While I appreciate that the combined drips of oil and other fluids eventually end up in the lake, beater cars are the only choice for low wage workers. A lot of those are leakers and if the only cure is a $4,000 tranny rebuild things are going to get tough.
To be fair, all those drops of oil, from each individual cars, times tens of thousands of cars a day……is what results in the roads becoming as slick as snot right after the first rainfall in a few weeks.
So I’m not sure complaining about that on a motorcycle forum of all places is necessarily the wisest option.
As for what would fail versus what would pass, I think that any active dripping or signs of oil spray on the bottom of the car suggesting that there is a seriously leak would end up with a fail. If the under car area is clean (so if someone drives a leaker, it would seem prudent to pay for the fancy super duper car wash with the bottom blaster, or get in there yourself with degreaser and a power washer beforehand), and it doesn’t drip during the cert, it should be fine I’m sure.

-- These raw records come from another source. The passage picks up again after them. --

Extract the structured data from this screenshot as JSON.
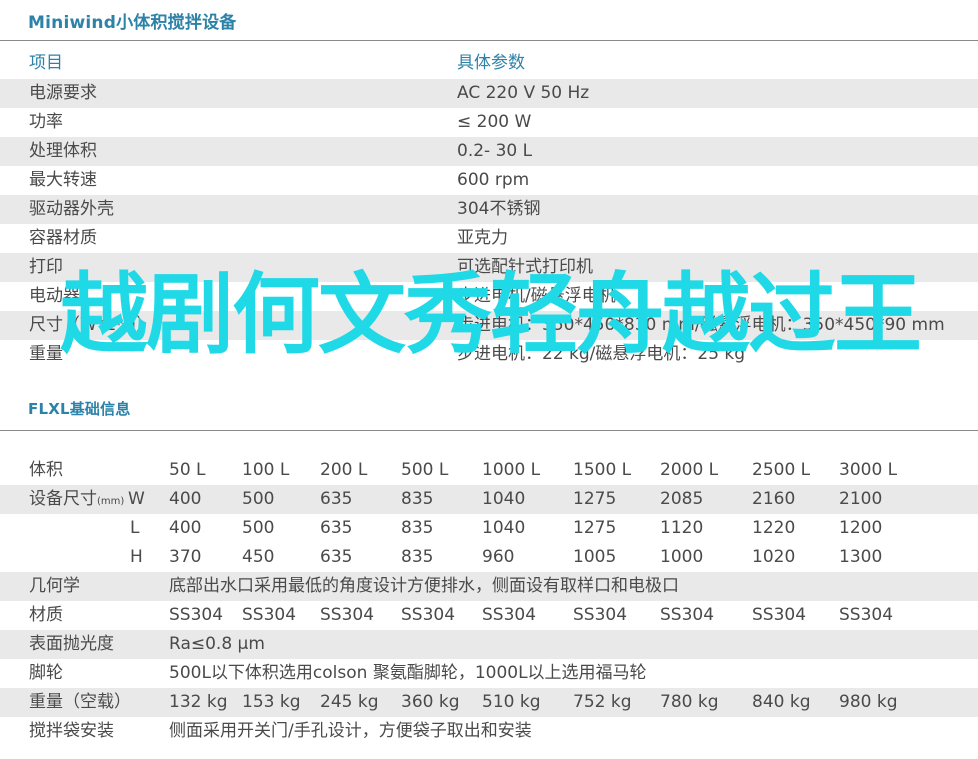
{
  "section1": {
    "title": "Miniwind小体积搅拌设备",
    "header": {
      "item": "项目",
      "param": "具体参数"
    },
    "rows": [
      {
        "label": "电源要求",
        "value": "AC 220  V 50 Hz"
      },
      {
        "label": "功率",
        "value": "≤ 200 W"
      },
      {
        "label": "处理体积",
        "value": "0.2-  30 L"
      },
      {
        "label": "最大转速",
        "value": "600  rpm"
      },
      {
        "label": "驱动器外壳",
        "value": "304不锈钢"
      },
      {
        "label": "容器材质",
        "value": "亚克力"
      },
      {
        "label": "打印",
        "value": "可选配针式打印机"
      },
      {
        "label": "电动器",
        "value": "步进电机/磁悬浮电机"
      },
      {
        "label": "尺寸（W*L*H）",
        "value": "步进电机：350*450*830 mm/磁悬浮电机：350*450*90 mm"
      },
      {
        "label": "重量",
        "value": "步进电机：22 kg/磁悬浮电机：25 kg"
      }
    ]
  },
  "section2": {
    "title": "FLXL基础信息",
    "volume": {
      "label": "体积",
      "values": [
        "50 L",
        "100 L",
        "200 L",
        "500 L",
        "1000 L",
        "1500 L",
        "2000 L",
        "2500 L",
        "3000 L"
      ]
    },
    "size_w": {
      "label": "设备尺寸",
      "unit": "(mm)",
      "dim": "W",
      "values": [
        "400",
        "500",
        "635",
        "835",
        "1040",
        "1275",
        "2085",
        "2160",
        "2100"
      ]
    },
    "size_l": {
      "dim": "L",
      "values": [
        "400",
        "500",
        "635",
        "835",
        "1040",
        "1275",
        "1120",
        "1220",
        "1200"
      ]
    },
    "size_h": {
      "dim": "H",
      "values": [
        "370",
        "450",
        "635",
        "835",
        "960",
        "1005",
        "1000",
        "1020",
        "1300"
      ]
    },
    "geometry": {
      "label": "几何学",
      "value": "底部出水口采用最低的角度设计方便排水，侧面设有取样口和电极口"
    },
    "material": {
      "label": "材质",
      "values": [
        "SS304",
        "SS304",
        "SS304",
        "SS304",
        "SS304",
        "SS304",
        "SS304",
        "SS304",
        "SS304"
      ]
    },
    "polish": {
      "label": "表面抛光度",
      "value": "Ra≤0.8 μm"
    },
    "wheels": {
      "label": "脚轮",
      "value": "500L以下体积选用colson 聚氨酯脚轮，1000L以上选用福马轮"
    },
    "weight": {
      "label": "重量（空载）",
      "values": [
        "132 kg",
        "153 kg",
        "245 kg",
        "360 kg",
        "510 kg",
        "752 kg",
        "780 kg",
        "840 kg",
        "980 kg"
      ]
    },
    "bag": {
      "label": "搅拌袋安装",
      "value": "侧面采用开关门/手孔设计，方便袋子取出和安装"
    }
  },
  "overlay": {
    "text": "越剧何文秀轻舟越过王"
  },
  "colors": {
    "accent": "#2d82a8",
    "overlay": "#1fd9e6",
    "shade": "#e9e9e9"
  }
}
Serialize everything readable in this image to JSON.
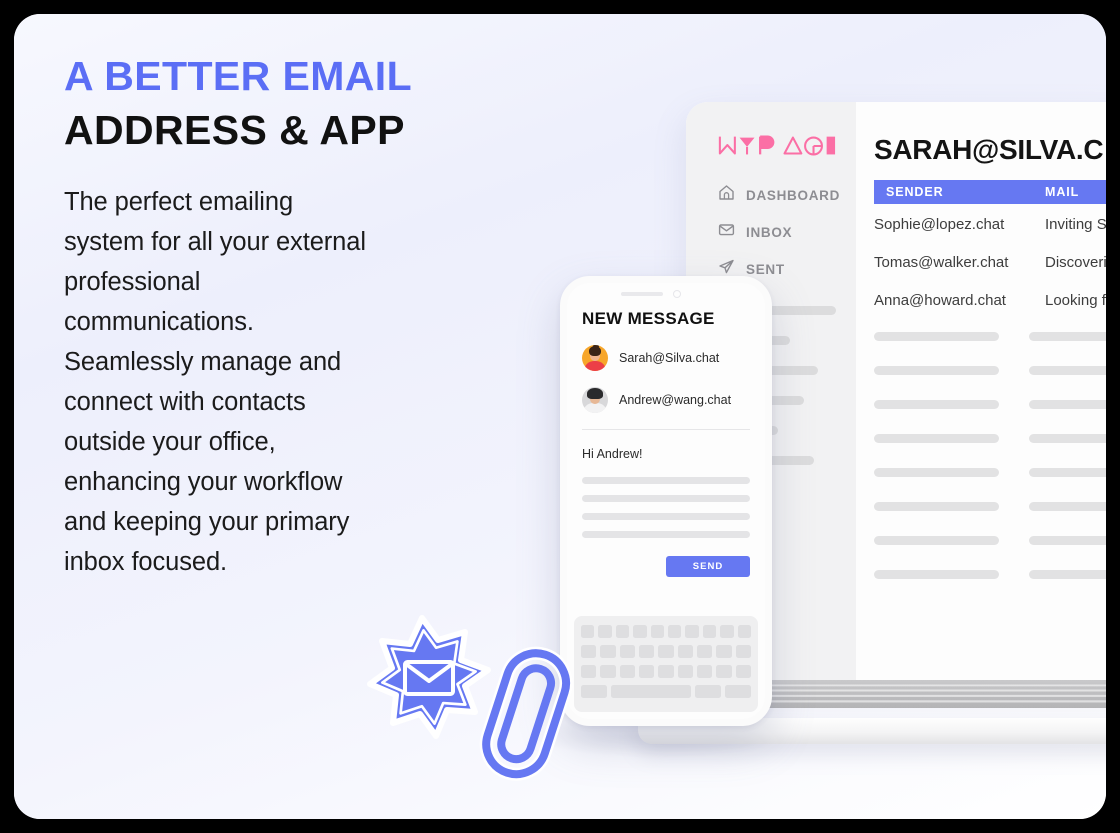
{
  "theme": {
    "accent_blue": "#6678f2",
    "heading_blue": "#5b6ef5",
    "logo_pink": "#fb6fa5",
    "text_dark": "#111111",
    "card_bg": "#ffffff",
    "page_bg": "#000000"
  },
  "copy": {
    "headline_line1": "A BETTER EMAIL",
    "headline_line2": "ADDRESS & APP",
    "body": "The perfect emailing\nsystem for all your external\nprofessional\ncommunications.\nSeamlessly manage and\nconnect with contacts\noutside your office,\nenhancing your workflow\nand keeping your primary\ninbox focused."
  },
  "laptop": {
    "sidebar": {
      "logo_text": "MYPAGE",
      "nav": [
        {
          "label": "DASHBOARD",
          "icon": "home-icon"
        },
        {
          "label": "INBOX",
          "icon": "envelope-icon"
        },
        {
          "label": "SENT",
          "icon": "paper-plane-icon"
        }
      ],
      "placeholder_bar_widths": [
        118,
        72,
        100,
        86,
        60,
        96
      ]
    },
    "main": {
      "title": "SARAH@SILVA.C",
      "columns": [
        "SENDER",
        "MAIL"
      ],
      "rows": [
        {
          "sender": "Sophie@lopez.chat",
          "mail": "Inviting Sa"
        },
        {
          "sender": "Tomas@walker.chat",
          "mail": "Discoverin"
        },
        {
          "sender": "Anna@howard.chat",
          "mail": "Looking fo"
        }
      ],
      "placeholder_row_count": 8
    }
  },
  "phone": {
    "title": "NEW MESSAGE",
    "recipients": [
      {
        "address": "Sarah@Silva.chat",
        "avatar": "avatar-sarah"
      },
      {
        "address": "Andrew@wang.chat",
        "avatar": "avatar-andrew"
      }
    ],
    "greeting": "Hi Andrew!",
    "message_line_count": 4,
    "send_label": "SEND",
    "keyboard_rows": [
      10,
      9,
      9,
      4
    ]
  },
  "badges": [
    {
      "name": "starburst-envelope-badge",
      "icon": "envelope-icon"
    },
    {
      "name": "paperclip-badge",
      "icon": "paperclip-icon"
    }
  ]
}
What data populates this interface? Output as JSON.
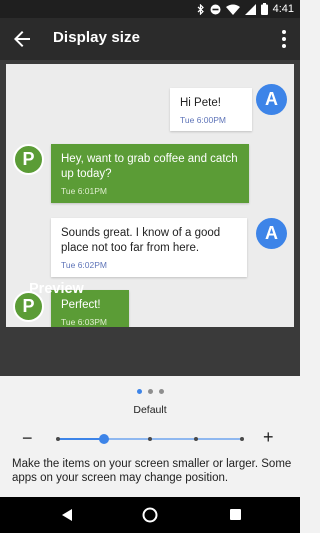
{
  "status_bar": {
    "time": "4:41",
    "icons": [
      "bluetooth-icon",
      "do-not-disturb-icon",
      "wifi-icon",
      "signal-icon",
      "battery-icon"
    ]
  },
  "app_bar": {
    "title": "Display size",
    "back_icon": "arrow-back-icon",
    "menu_icon": "more-vert-icon"
  },
  "messages": [
    {
      "sender": "A",
      "text": "Hi Pete!",
      "time": "Tue 6:00PM",
      "side": "right"
    },
    {
      "sender": "P",
      "text": "Hey, want to grab coffee and catch up today?",
      "time": "Tue 6:01PM",
      "side": "left"
    },
    {
      "sender": "A",
      "text": "Sounds great. I know of a good place not too far from here.",
      "time": "Tue 6:02PM",
      "side": "right"
    },
    {
      "sender": "P",
      "text": "Perfect!",
      "time": "Tue 6:03PM",
      "side": "left"
    }
  ],
  "preview_label": "Preview",
  "size": {
    "current_label": "Default",
    "minus_label": "−",
    "plus_label": "+",
    "steps": 5,
    "current_index": 1,
    "page_count": 3,
    "page_index": 0
  },
  "description": "Make the items on your screen smaller or larger. Some apps on your screen may change position.",
  "colors": {
    "accent": "#3d84e8",
    "green": "#5b9c36",
    "app_bar": "#2b2b2b"
  }
}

But really, if you are driving a vehicle that is actively dripping during a 1–2 hour certification, or is leaking so badly that it is spraying on the bottom of the car, it probably legitimately shouldn’t be on the roads anyways. And cars aren’t like they were even 20 or 30 years ago anymore, leaking is much less of an issue even on old cars. My 2011
volt doesn’t leak, same as my sons 2012. His 2008 Saturn he had before it even was every bit the definition of a beater, and it didn’t even leak anything. It’s not the 1970’s or 80’s anymore.
Rules were diff then. Different politicians then too. Not carney!
Umm, the Prime Minister has absolutely nothing to do with provincial safety standards.